V 11. Unsupported by the record, the dissent contends that husband’s child support subsidized wife’s mortgage in proportion to her payments, so that return on his contributions to equity were denied by the court’s construction. Using the dissent’s calculation of $860 per month in child support and $550 per month in mortgage payments, it is still speculative that husband’s support payments fully covered one half of wife’s actual child rearing expenses, and that some portion of his child support should be fairly credited toward wife’s mortgage payments. In any event, this argument was not presented below or on appeal, and it is not properly considered now. And again, any theoretical merit to this argument does not render the family court’s fact-based construction untenable.
Affirmed.
There was subsequent refinancing by wife that increased the mortgage debt, but the court limited her reimbursement to an amount based on payments equivalent only to the mortgage obligations “current” at the time of the divorce decree.
The dissent suggests that husband’s attorney’s testimony deserves greater weight, post, ¶ 18 n.14, but the record reflects no reason to credit the attorney’s evidence over wife’s testimony to the contrary.
The dissent states, implausibly, that the word “mortgage” could clarify that “capital contributions” refers only to the 1994 mortgage, or that the phrase “capital contributions” does not apply to nonmortgage expenditures that are also not capital improvements. Post, ¶ 22. The first theory is not reasonable because the word “mortgage” does nothing to specify whether “capital contributions” refers to all mortgages or just the 1994 mortgage. The second explanation seems equally unlikely since the dissent would rely on “mortgage” to exclude expenditures no one would reasonably consider capital contributions in the first place. We note that neither explanation was advanced by husband or by his attorney who drafted the document.
Nor are we persuaded otherwise by the dissent’s emphasis that wife must pay husband “half of the equity” at the time of sale under subsection (c) of the divorce decree.
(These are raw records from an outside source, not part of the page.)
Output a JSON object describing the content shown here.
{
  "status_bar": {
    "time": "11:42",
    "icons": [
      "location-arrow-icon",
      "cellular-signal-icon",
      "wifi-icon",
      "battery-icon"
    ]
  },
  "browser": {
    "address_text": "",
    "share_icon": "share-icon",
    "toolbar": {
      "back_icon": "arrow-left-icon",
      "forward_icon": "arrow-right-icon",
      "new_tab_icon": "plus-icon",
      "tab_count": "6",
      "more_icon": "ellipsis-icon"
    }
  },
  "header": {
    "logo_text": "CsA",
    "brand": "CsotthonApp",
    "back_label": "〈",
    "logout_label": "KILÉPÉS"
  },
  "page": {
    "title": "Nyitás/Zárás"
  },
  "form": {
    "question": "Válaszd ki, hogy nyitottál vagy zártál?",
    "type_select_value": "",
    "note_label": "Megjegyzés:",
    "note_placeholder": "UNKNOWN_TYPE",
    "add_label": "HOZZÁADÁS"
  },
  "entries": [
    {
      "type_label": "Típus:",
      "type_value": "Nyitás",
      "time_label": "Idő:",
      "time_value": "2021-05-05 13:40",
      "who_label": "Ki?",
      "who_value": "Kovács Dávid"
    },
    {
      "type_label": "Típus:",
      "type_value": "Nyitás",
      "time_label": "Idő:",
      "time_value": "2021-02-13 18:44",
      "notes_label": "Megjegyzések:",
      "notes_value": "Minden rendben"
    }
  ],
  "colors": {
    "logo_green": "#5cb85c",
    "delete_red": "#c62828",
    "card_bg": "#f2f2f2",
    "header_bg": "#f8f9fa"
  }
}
Post, ¶ 17. It is true this is a clear order that wife is to pay husband half of the equity at the time of sale. Superficially, this recommends husband’s interpretation, since house “equity” is commonly understood to be the difference between the sale price and mortgage lien, and would ordinarily suggest no credit to wife for her mortgage interest payments. And yet, under neither spouse’s interpretation is husband entitled to half of that equity so defined. As the dissent acknowledges, subsection (c) incorporates by reference subsection (b), which allows wife to deduct certain costs, including “capital contributions (mortgage).” There is no question that under subsection (b) wife was also entitled to deduct for capital improvements as well as payments to principal, meaning she is entitled to more than half the equity if “equity” is given its standard meaning, so we know the standard meaning does not govern. The dissent’s reiteration that husband is entitled to half the equity merely begs the question as to what is “the equity.” Such unavoidable circuity confirms the trial court's conclusion that the stipulation is ambiguous.
The family court’s construction of the clause does not, as claimed by the dissent, necessarily defeat husband’s share in any appreciation in the home. By the dissent’s own calculations, if the value of the house had increased an additional one quarter of one percent per year, husband would have been entitled to some payment under the family court’s order. Failure of husband to realize appreciation in the home, after ostensibly contributing nothing to the principal and interest for eleven years, was a function of the market as well as the court’s construction of the parties’ stipulation.
That husband remained legally liable on the original mortgage is no basis, by itself and as the dissent would have it, for disallowing wife’s interest payments or crediting them to husband’s account. This claim seems especially unfounded where, as here, the parties expressly intended wife to hold husband harmless on the debt and husband proffered no evidence of contributing to the payment of interest. The dissent would, incongruently, credit husband for wife’s interest payments even after her 2007 refinancing removed him from the debt.